US President Donald Trump waits for the arrival of Canadian Prime Minister Mark Carney at the White House in Washington, DC, on 6 May 2025. Picture: Jim WATSON/AFP
Colombian Sindy Estrada and her family try to stay off the streets of New York as they battle her deportation order for fear they could be detained by the authorities.
Estrada and her family received a deportation order from the US government telling them to leave the country by April 30.
"It has caused a nervous breakdown -- we have suffered stress, depression, anxiety, panic," said the businesswoman, 36, who fled Colombia three years ago after her husband's business was targeted by extortionists.
Now, US immigration officials have fitted her husband with an electronic ankle bracelet to track his whereabouts and her 16-year-old son has begun therapy amid the emotional toll of their situation.
Her son "started biting his nails and couldn't sleep, his grades dropped a lot," Estrada said. "At his school they ask him what's going on -- whether he will stay or go."
"(Despite) my desire to pack a suitcase and go... I think about what would await me there.
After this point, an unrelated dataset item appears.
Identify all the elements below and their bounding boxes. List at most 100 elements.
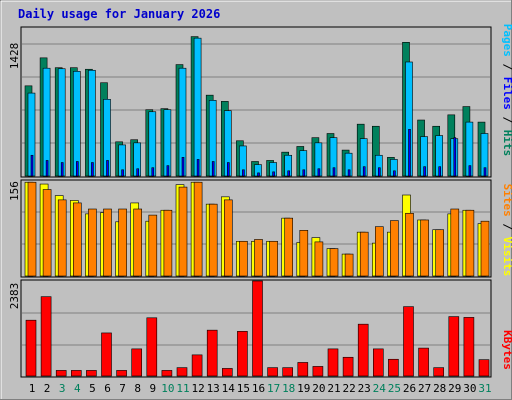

I'm afraid to return to Colombia."
Estrada and her family, who live in New Jersey, are among the millions of undocumented migrants in the United States fearful of President Donald Trump's onslaught against non-citizens.
Experts say his crackdown has exerted a psychological toll akin to the September 11, 2001 attacks that claimed almost 3,000 lives.
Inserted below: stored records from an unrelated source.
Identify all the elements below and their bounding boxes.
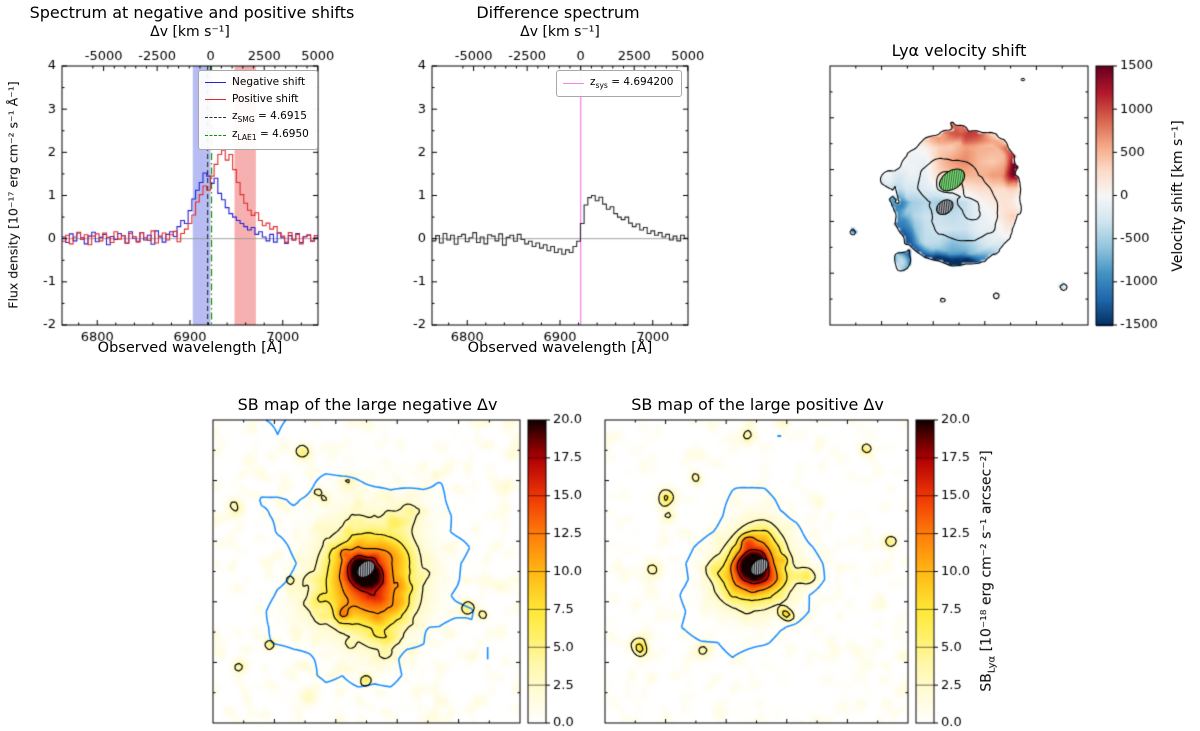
- legend-label-zsys: zsys = 4.694200: [590, 74, 673, 92]
- legend-item-zlae1: zLAE1 = 4.6950: [205, 126, 309, 144]
- velocity-map-canvas: [822, 58, 1098, 336]
- spectrum-ylabel: Flux density [10⁻¹⁷ erg cm⁻² s⁻¹ Å⁻¹]: [5, 81, 21, 309]
- legend-swatch-zsys: [563, 82, 584, 84]
- spectrum-xlabel: Observed wavelength [Å]: [97, 340, 283, 356]
- legend-swatch-zsmg: [205, 116, 226, 118]
- velocity-colorbar-label: Velocity shift [km s⁻¹]: [1170, 120, 1186, 272]
- sb-positive-map-canvas: [597, 412, 918, 731]
- sb-colorbar-label-sub: Lyα: [986, 655, 998, 674]
- sb-positive-title: SB map of the large positive Δv: [631, 395, 884, 414]
- spectrum-panel-title: Spectrum at negative and positive shifts: [29, 3, 355, 22]
- sb-positive-colorbar-canvas: [910, 412, 988, 731]
- zlae1-value: = 4.6950: [256, 128, 309, 141]
- legend-item-zsmg: zSMG = 4.6915: [205, 108, 309, 126]
- zlae1-sub: LAE1: [237, 133, 257, 143]
- legend-item-positive-shift: Positive shift: [205, 91, 309, 108]
- sb-negative-map-canvas: [205, 412, 530, 731]
- spectrum-top-axis-label: Δv [km s⁻¹]: [150, 24, 230, 40]
- velocity-map-title: Lyα velocity shift: [891, 41, 1027, 60]
- sb-colorbar-label-rest: [10⁻¹⁸ erg cm⁻² s⁻¹ arcsec⁻²]: [978, 450, 995, 656]
- legend-swatch-negative-shift: [205, 82, 226, 83]
- legend-swatch-zlae1: [205, 135, 226, 137]
- sb-negative-title: SB map of the large negative Δv: [237, 395, 498, 414]
- legend-label-zlae1: zLAE1 = 4.6950: [232, 126, 309, 144]
- difference-top-axis-label: Δv [km s⁻¹]: [520, 24, 600, 40]
- zsys-value: = 4.694200: [607, 76, 674, 88]
- difference-panel-title: Difference spectrum: [476, 3, 640, 22]
- legend-item-zsys: zsys = 4.694200: [563, 74, 673, 92]
- legend-label-negative-shift: Negative shift: [232, 76, 306, 88]
- velocity-colorbar-canvas: [1090, 58, 1178, 336]
- zsmg-sub: SMG: [237, 115, 255, 125]
- legend-label-zsmg: zSMG = 4.6915: [232, 108, 307, 126]
- zsys-sub: sys: [595, 81, 608, 91]
- legend-difference: zsys = 4.694200: [556, 70, 683, 98]
- sb-negative-colorbar-canvas: [522, 412, 597, 731]
- zsmg-prefix: z: [232, 110, 238, 122]
- sb-colorbar-label-prefix: SB: [978, 673, 995, 692]
- difference-xlabel: Observed wavelength [Å]: [467, 340, 653, 356]
- zsmg-value: = 4.6915: [254, 110, 307, 122]
- sb-colorbar-label: SBLyα [10⁻¹⁸ erg cm⁻² s⁻¹ arcsec⁻²]: [979, 450, 998, 691]
- legend-label-positive-shift: Positive shift: [232, 93, 299, 105]
- zlae1-prefix: z: [232, 128, 238, 141]
- legend-item-negative-shift: Negative shift: [205, 74, 309, 91]
- legend-swatch-positive-shift: [205, 99, 226, 100]
- legend-spectrum: Negative shift Positive shift zSMG = 4.6…: [198, 70, 318, 150]
- zsys-prefix: z: [590, 76, 596, 88]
Trump has vowed to undertake the largest mass deportation of undocumented migrants, who number around 11 million, in US history.
He denounces people who entered the country illegally, visa overstayers, or those with legal temporary residence permits while they pursue options like asylum, describing them as "criminals" who must be returned at all costs.
Trump has been accused of unlawful deportations without due process to a maximum security counterterrorism prison in El Salvador while also scrapping the longstanding policy of US citizenship through birth and seeking to block migrants challenging their detention.
'TOTALLY TRAUMATISING'
In the past week the Republican offered a $1,000 payout to undocumented migrants who leave voluntarily.
Although the shock troops of Trump's crackdown, the Immigration and Customs Enforcement agency, insist they target undocumented criminals, US media reports few arrestees fall into that category.
The presence of ICE agents in migrant neighborhoods or on subway routes used by immigrants -- particularly Hispanics -- has sown fear.
The "uncertainty, fear, anguish" experienced by migrants "is similar to what was endured during the September 11 attacks" of 2001, said New York City Department of Health Services mental health consultant Juan Carlos Dumas.
The mental health crisis has led to increased alcohol and drug abuse, as well as family conflict, the Argentine psychotherapist, 68, told AFP.
"The anguish has to go somewhere," he said.
Self-harming among young people has increased, just as it did after 9/11, he said.
Youths "exorcise their feelings through aggression," Dumas said at the gate of a school in Harlem where he works to detect such issues among pupils.
"They each try to deal with the fear in their own way," he said. "We haven't seen anything like this for years."
Migrants who have been in the country for many years and built a life are affected the most.
The prospect of having to leave it is "totally traumatizing," he said, recommending that no one should feel the need to stay indoors.
Dumas said that New York, a sanctuary city where local police do not cooperate with ICE to deport people, has a range of mental health services including social workers, psychologists and therapists for those in need.
"Not everyone has it in for migrants," he said.